Dengan demikian sejarah bertujuan agar manusia sadar akan segala perubahan yang terjadi di dalam masyarakat, sebab perubahan itu merupakan usaha manusia dalam menyempurnakan taraf hidupnya. Seperti pendapat
Soekanto (1990:333) yang mengemukakan bahwa: perubahan-perubahan masyarakat dapat mengenai nilai-nilai sosial, norma-norma sosial, pola-pola perilaku organisasi susunan lembaga kemasyarakatan, lapisan-lapisan dalam masyarakat, kekuasaan dan wewenang, interaksi sosial dan lain sebagainya.
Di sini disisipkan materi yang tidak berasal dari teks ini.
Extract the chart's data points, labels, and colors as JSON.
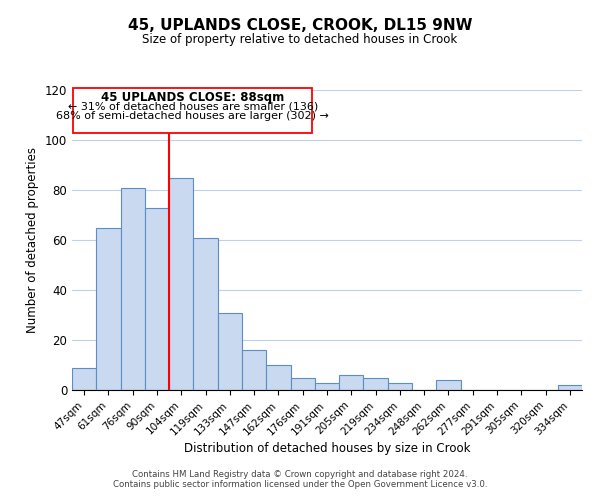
{
  "title": "45, UPLANDS CLOSE, CROOK, DL15 9NW",
  "subtitle": "Size of property relative to detached houses in Crook",
  "xlabel": "Distribution of detached houses by size in Crook",
  "ylabel": "Number of detached properties",
  "bar_labels": [
    "47sqm",
    "61sqm",
    "76sqm",
    "90sqm",
    "104sqm",
    "119sqm",
    "133sqm",
    "147sqm",
    "162sqm",
    "176sqm",
    "191sqm",
    "205sqm",
    "219sqm",
    "234sqm",
    "248sqm",
    "262sqm",
    "277sqm",
    "291sqm",
    "305sqm",
    "320sqm",
    "334sqm"
  ],
  "bar_values": [
    9,
    65,
    81,
    73,
    85,
    61,
    31,
    16,
    10,
    5,
    3,
    6,
    5,
    3,
    0,
    4,
    0,
    0,
    0,
    0,
    2
  ],
  "bar_color": "#c9d9f0",
  "bar_edge_color": "#5b8ec4",
  "ylim": [
    0,
    120
  ],
  "yticks": [
    0,
    20,
    40,
    60,
    80,
    100,
    120
  ],
  "red_line_x": 3.5,
  "annotation_title": "45 UPLANDS CLOSE: 88sqm",
  "annotation_line1": "← 31% of detached houses are smaller (136)",
  "annotation_line2": "68% of semi-detached houses are larger (302) →",
  "footer_line1": "Contains HM Land Registry data © Crown copyright and database right 2024.",
  "footer_line2": "Contains public sector information licensed under the Open Government Licence v3.0.",
  "background_color": "#ffffff",
  "grid_color": "#c0d0e8"
}
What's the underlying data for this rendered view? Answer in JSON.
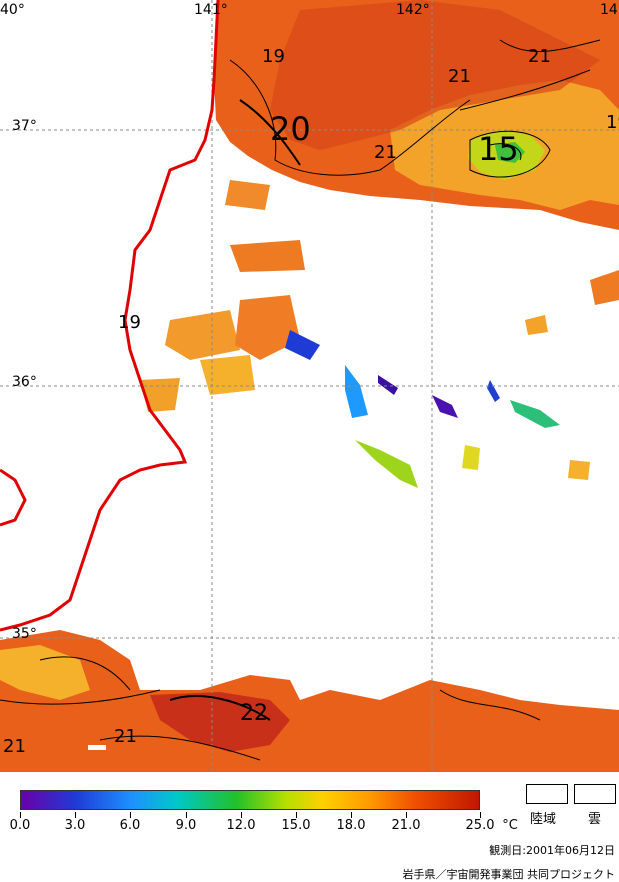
{
  "map": {
    "longitude_labels": [
      "40°",
      "141°",
      "142°",
      "14"
    ],
    "latitude_labels": [
      "37°",
      "36°",
      "35°"
    ],
    "contour_labels": [
      "19",
      "20",
      "21",
      "21",
      "21",
      "15",
      "19",
      "19",
      "21",
      "21",
      "22",
      "21"
    ]
  },
  "colorbar": {
    "ticks": [
      "0.0",
      "3.0",
      "6.0",
      "9.0",
      "12.0",
      "15.0",
      "18.0",
      "21.0",
      "25.0"
    ],
    "unit": "°C",
    "min": 0,
    "max": 25
  },
  "legend": {
    "land_label": "陸域",
    "cloud_label": "雲"
  },
  "observation_date": "観測日:2001年06月12日",
  "credit": "岩手県／宇宙開発事業団 共同プロジェクト"
}
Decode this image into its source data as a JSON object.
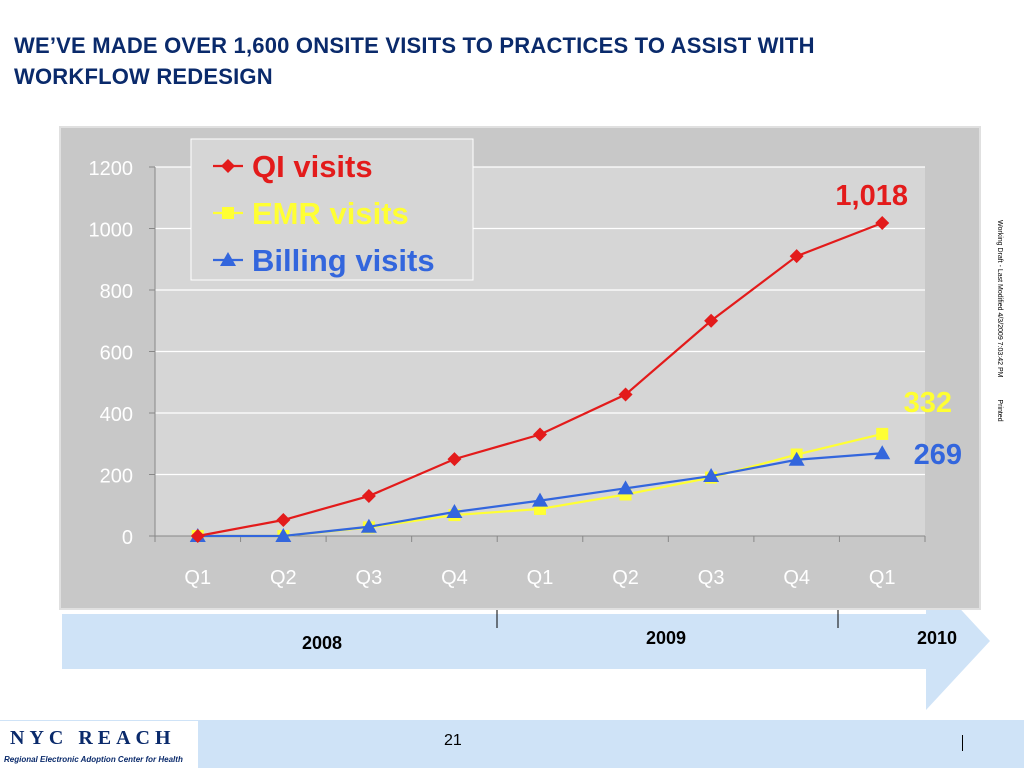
{
  "title": "WE’VE MADE OVER 1,600 ONSITE VISITS TO PRACTICES TO ASSIST WITH WORKFLOW REDESIGN",
  "side_note": {
    "draft": "Working Draft - Last Modified 4/3/2009 7:03:42 PM",
    "printed": "Printed"
  },
  "timeline": {
    "years": [
      "2008",
      "2009",
      "2010"
    ]
  },
  "footer": {
    "logo_title": "NYC REACH",
    "logo_subtitle": "Regional Electronic Adoption Center for Health",
    "page_number": "21"
  },
  "colors": {
    "qi": "#e31b1b",
    "emr": "#ffff33",
    "billing": "#3366dd",
    "plot_bg": "#c8c8c8",
    "arrow": "#cfe3f7",
    "title": "#0a2a6b"
  },
  "chart_data": {
    "type": "line",
    "categories": [
      "Q1",
      "Q2",
      "Q3",
      "Q4",
      "Q1",
      "Q2",
      "Q3",
      "Q4",
      "Q1"
    ],
    "ylim": [
      0,
      1200
    ],
    "yticks": [
      "0",
      "200",
      "400",
      "600",
      "800",
      "1000",
      "1200"
    ],
    "grid": true,
    "legend_position": "top-left",
    "series": [
      {
        "name": "QI visits",
        "marker": "diamond",
        "color": "#e31b1b",
        "values": [
          0,
          52,
          130,
          250,
          330,
          460,
          700,
          910,
          1018
        ],
        "end_label": "1,018"
      },
      {
        "name": "EMR visits",
        "marker": "square",
        "color": "#ffff33",
        "values": [
          0,
          0,
          28,
          68,
          88,
          135,
          190,
          265,
          332
        ],
        "end_label": "332"
      },
      {
        "name": "Billing visits",
        "marker": "triangle",
        "color": "#3366dd",
        "values": [
          0,
          0,
          30,
          78,
          115,
          155,
          195,
          248,
          269
        ],
        "end_label": "269"
      }
    ]
  }
}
Tidak semua perubahan sosial dapat diterima oleh masyarakat karena berbagai alasan. Beberapa ahli berpendapat bahwa penolakan sosial akan terjadi apabila: 1) perubahan tersebut disertai dengan tekanan dari luar, 2) perubahan tersebut merupakan ancaman budaya bagi masyarakat setempat, 3) arah perubahan kurang jelas, bahkan menimbulkan konflik sosial, dan 4) tiada terdukungnya pola perubahan tersebut oleh sikap dan lingkungan sosial budaya yang ada (Zaini, 1996:214 dalam Asrianto, 2005:20).
Gilin (dalam Soekanto, 1990:336) mengemukakan bahwa perubahan- perubahan sosial sebagai suatu variasi dari cara-cara hidup yang telah diterima, baik karena perubahan-perubahan kondisi geografis, kebudayaan material, komposisi penduduk, ideologi maupun karena adanya difusi ataupun penemu- penemu baru dalam masyarakat. Perubahan sosial menunjuk pada modifikasi- modifikasi pola-pola kehidupan manusia. Menurut Astrid (1983:170 dalam Asrianto, 2005:20) menyebutkan bentuk-bentuk perubahan sosial dalam masyarakat pada umumnya dikenal tiga jenis pembagian perubahan sosial, yaitu:
1) social evolution (evolusi sosial), 2) social mobility (mobilitas sosial), dan 3) social revolution (revolusi sosial).